Yes. A medical advance of up to 90 per cent of the approved CGHS package rate is available for indoor hospitalisation, on a certificate from the treating doctor, so a beneficiary facing a major or prolonged treatment does not have to fund it entirely up front. The advance is adjusted against the final claim after the treatment.
Is medical reimbursement taxable?
Reimbursement of the actual cost of treatment in a government hospital, a CGHS Wellness Centre or empanelled hospital, or another government-approved hospital is not a taxable perquisite, under the proviso to Section 17(2) of the Income-tax Act, and this holds in both the old and the new tax regime.
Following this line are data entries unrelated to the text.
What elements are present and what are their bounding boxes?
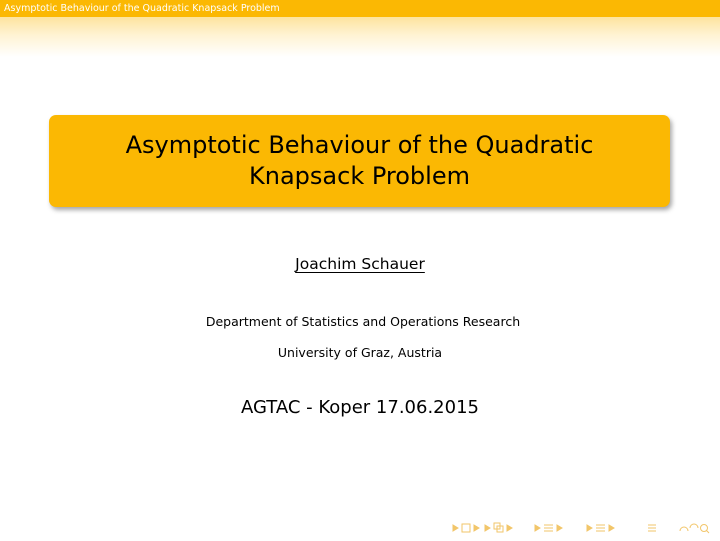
next-arrow-icon[interactable] — [557, 525, 562, 531]
headline-bar — [0, 0, 720, 17]
running-title: Asymptotic Behaviour of the Quadratic Knapsack Problem — [4, 3, 280, 14]
header-fade — [0, 17, 720, 57]
align-icon[interactable] — [648, 525, 656, 531]
author-name: Joachim Schauer — [295, 255, 425, 273]
title-block — [49, 115, 670, 207]
subsection-icon[interactable] — [494, 523, 503, 532]
next-arrow-icon[interactable] — [507, 525, 512, 531]
frame-icon[interactable] — [462, 524, 470, 532]
university: University of Graz, Austria — [277, 345, 443, 360]
next-arrow-icon[interactable] — [474, 525, 479, 531]
prev-arrow-icon[interactable] — [453, 525, 458, 531]
prev-arrow-icon[interactable] — [485, 525, 490, 531]
department: Department of Statistics and Operations Research — [205, 314, 521, 329]
search-icon[interactable] — [680, 524, 709, 533]
event-date: AGTAC - Koper 17.06.2015 — [240, 397, 479, 418]
section-icon[interactable] — [544, 525, 553, 531]
prev-arrow-icon[interactable] — [535, 525, 540, 531]
author-row — [0, 255, 720, 273]
navigation-bar — [0, 518, 720, 538]
slide-title: Asymptotic Behaviour of the Quadratic Knapsack Problem — [125, 131, 594, 190]
document-icon[interactable] — [596, 525, 605, 531]
next-arrow-icon[interactable] — [609, 525, 614, 531]
prev-arrow-icon[interactable] — [587, 525, 592, 531]
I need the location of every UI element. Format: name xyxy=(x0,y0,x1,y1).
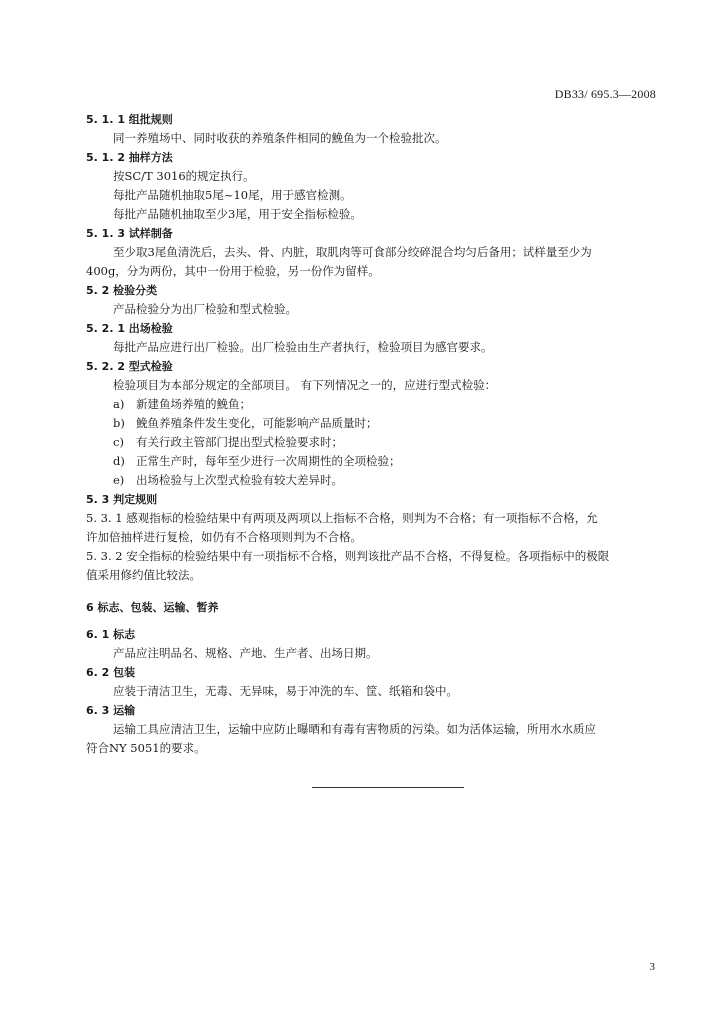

The earlier separate income-tax exemption of up to Rs. 15,000 a year for general medical reimbursement was withdrawn from the financial year 2018-19 and replaced by the standard deduction, so there is no longer a distinct Rs. 15,000 exemption.
Where does a pensioner submit the reimbursement claim?
A pensioner submits Form MRC(P), with the original vouchers, to the Chief Medical Officer in charge of the CGHS Wellness Centre where the pensioner is registered. The Wellness Centre verifies the claim against a checklist, issues a dated acknowledgement, and forwards it to the Office of the Additional Director CGHS of the city, which passes the admissible amount for payment. A serving employee routes the claim through the head of office.

External references

References

  1. Revised CGHS Guidelines, Ministry of Health and Family Welfare: reimbursement of medical expenses at CGHS rates or actuals, whichever is lower, and at the nearest CGHS city’s rates in a non-CGHS place.
  2. Ministry of Health and Family Welfare, Office Memorandum of June 2020: revision of the time limit for submission of a final medical reimbursement claim from three months to six months.
  3. Ministry of Health and Family Welfare orders on the grant of a medical advance of up to 90 per cent of the approved rate for indoor treatment.
  4. Central Services (Medical Attendance) Rules, 1944 (reimbursement for serving employees in non-CGHS areas).
  5. Income-tax Act 1961, proviso to Section 17(2) (medical treatment at a government or approved hospital not a perquisite) and Section 16(ia) (standard deduction), as amended by the Finance Act 2018.